どうしたわけだ!? すっかりブログの更新を怠っていた。

3月には『第三帝国』の翻訳を終え、これから校正に入る。

4月の9(土)、10日(日)には第4回世界文学・語圏横断ネットワーク研究集会があった。東大の本郷キャンパスで、僕はホスト役を務めることになった。いや、ホスト役のみではなく、第1分科会「南の文学」のコーディネーターを務めた。

第2回日本翻訳大賞では『素晴らしきソリボ』の関口涼子さんらと共に、キルメン・ウリベ『ムシェ』の金子奈美さんの受賞が決まった。

授業も始まっている。

僕はちゃんと生きているのだ。

そういえば、この間、ダニエル・アラルコン『夜、僕らは輪になって歩く』藤井光訳(新潮社、2016)だって読んだ。

ディシエンブレという劇団に参加して地方を回るネルソンが被った不興を、彼と束の間関わりを持つことになったジャーナリストの「僕」が、事後、取材して再構成するという内容。ガルシア=マルケスの『予告された殺人の記録』の形式だし、取材で取れた証言と、それに基づいて過去を再構成する語りが入り混じる仕方は、バルガス=リョサをも彷彿とさせる。いや、何もこの二人を思い出す必要もないのだが、こうした疑似・メタ・ドキュメンタリー的手法は、近年、多く見られるような気がして(バスケスの『物が落ちる音』などもそうだ)、こうした新しい世代がガルシア=マルケスから引き継いだものがあるとすれば、『百年の孤独』路線というよりは、『予告された殺人の記録』路線なのだよな、との思いを新たにしたのだった。

形式はそういうものではあるが、ネルソンの身に降りかかった不興を、最初から小出しにして読者の興味を繋ぐしかた巧だし、てっきりネルソンは殺されるか死ぬかするのだろうと思ったら、そうではないという、いわば「どんでん返し」のような結末に落ち着くのも、なかなか面白い。

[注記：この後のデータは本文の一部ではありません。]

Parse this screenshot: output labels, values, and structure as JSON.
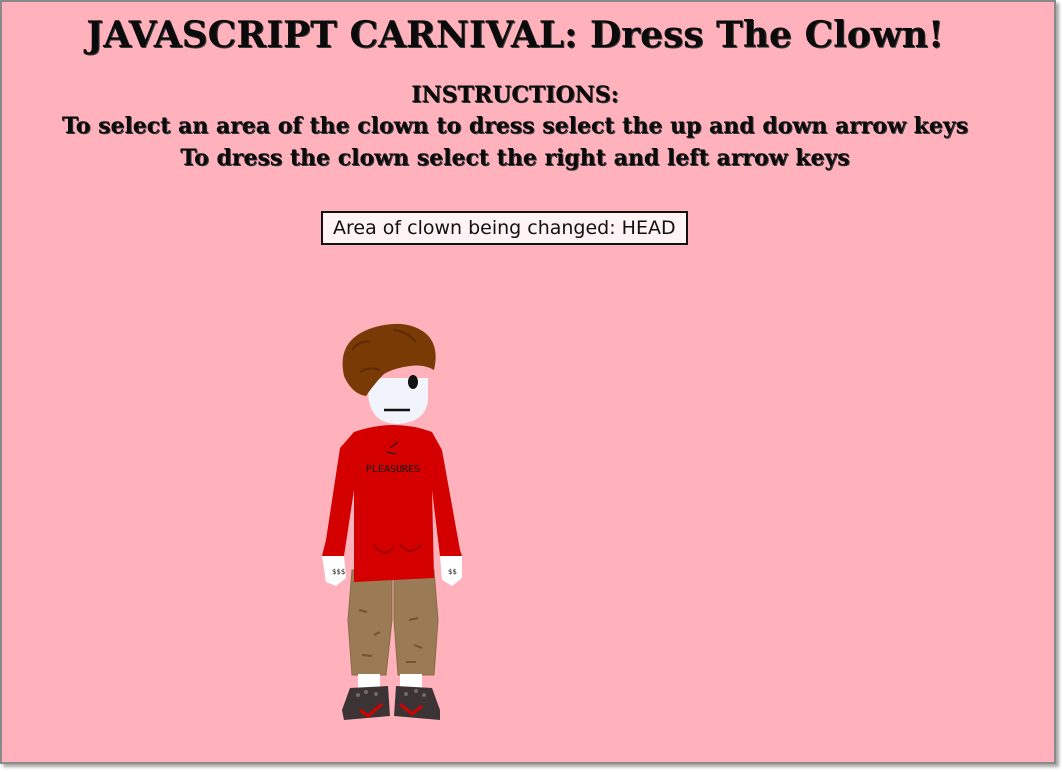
{
  "game": {
    "title": "JAVASCRIPT CARNIVAL: Dress The Clown!",
    "instructions": {
      "heading": "INSTRUCTIONS:",
      "line1": "To select an area of the clown to dress select the up and down arrow keys",
      "line2": "To dress the clown select the right and left arrow keys"
    },
    "status_text": "Area of clown being changed: HEAD",
    "clown": {
      "shirt_text": "PLEASURES",
      "hand_marks_left": "$$$",
      "hand_marks_right": "$$"
    }
  },
  "colors": {
    "background": "#ffb1bc",
    "hair": "#7a3a05",
    "shirt": "#d40000",
    "pants": "#9b7b55",
    "shoes": "#3c3434",
    "shoe_accent": "#d40000",
    "skin": "#ffffff"
  }
}
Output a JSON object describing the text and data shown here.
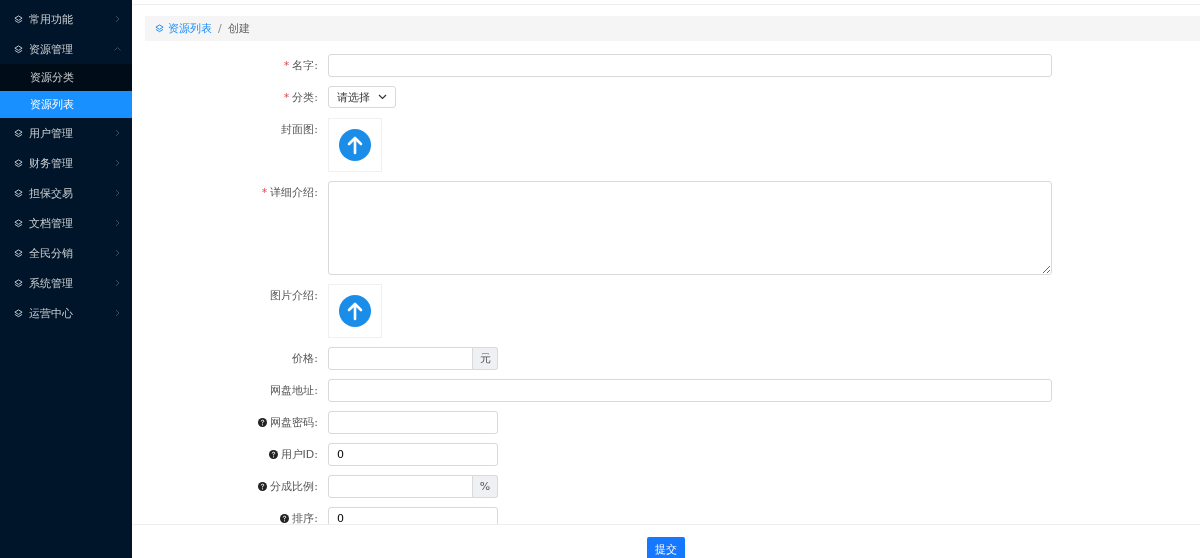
{
  "sidebar": {
    "items": [
      {
        "label": "常用功能",
        "expanded": false
      },
      {
        "label": "资源管理",
        "expanded": true,
        "children": [
          {
            "label": "资源分类",
            "selected": false
          },
          {
            "label": "资源列表",
            "selected": true
          }
        ]
      },
      {
        "label": "用户管理",
        "expanded": false
      },
      {
        "label": "财务管理",
        "expanded": false
      },
      {
        "label": "担保交易",
        "expanded": false
      },
      {
        "label": "文档管理",
        "expanded": false
      },
      {
        "label": "全民分销",
        "expanded": false
      },
      {
        "label": "系统管理",
        "expanded": false
      },
      {
        "label": "运营中心",
        "expanded": false
      }
    ]
  },
  "breadcrumb": {
    "link": "资源列表",
    "separator": "/",
    "current": "创建"
  },
  "form": {
    "fields": [
      {
        "kind": "wide-input",
        "label": "名字:",
        "required_mark": "*",
        "help": false
      },
      {
        "kind": "select",
        "label": "分类:",
        "required_mark": "*",
        "help": false,
        "placeholder": "请选择"
      },
      {
        "kind": "upload",
        "label": "封面图:",
        "help": false
      },
      {
        "kind": "textarea",
        "label": "详细介绍:",
        "required_mark": "*",
        "help": false
      },
      {
        "kind": "upload",
        "label": "图片介绍:",
        "help": false
      },
      {
        "kind": "addon-input",
        "label": "价格:",
        "help": false,
        "addon": "元"
      },
      {
        "kind": "wide-input",
        "label": "网盘地址:",
        "help": false
      },
      {
        "kind": "input",
        "label": "网盘密码:",
        "help": true
      },
      {
        "kind": "input",
        "label": "用户ID:",
        "help": true,
        "value": "0"
      },
      {
        "kind": "addon-input",
        "label": "分成比例:",
        "help": true,
        "addon": "%"
      },
      {
        "kind": "input",
        "label": "排序:",
        "help": true,
        "value": "0"
      }
    ]
  },
  "submit": "提交"
}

ディシエンブレの座長ヘンリーは、かつて政治犯として投獄されたことがあり、獄中での友人・恋人ロヘリオの獄死を知らせるために、彼の故郷Tへ出向く口実として劇団は地方公演旅行に出かけるのだが、ヘンリーが政治犯と見なされたのも、カルペンティエールの短編を舞台化したことによってキューバとの繋がりを疑われたからだし、獄中でも演じられ、地方公演の出し物としても選ばれたディシエンブレの代表作『間抜けの大統領』という作品にはアレホという名の人物が登場する。そうした細部にも僕は喜ぶのだった。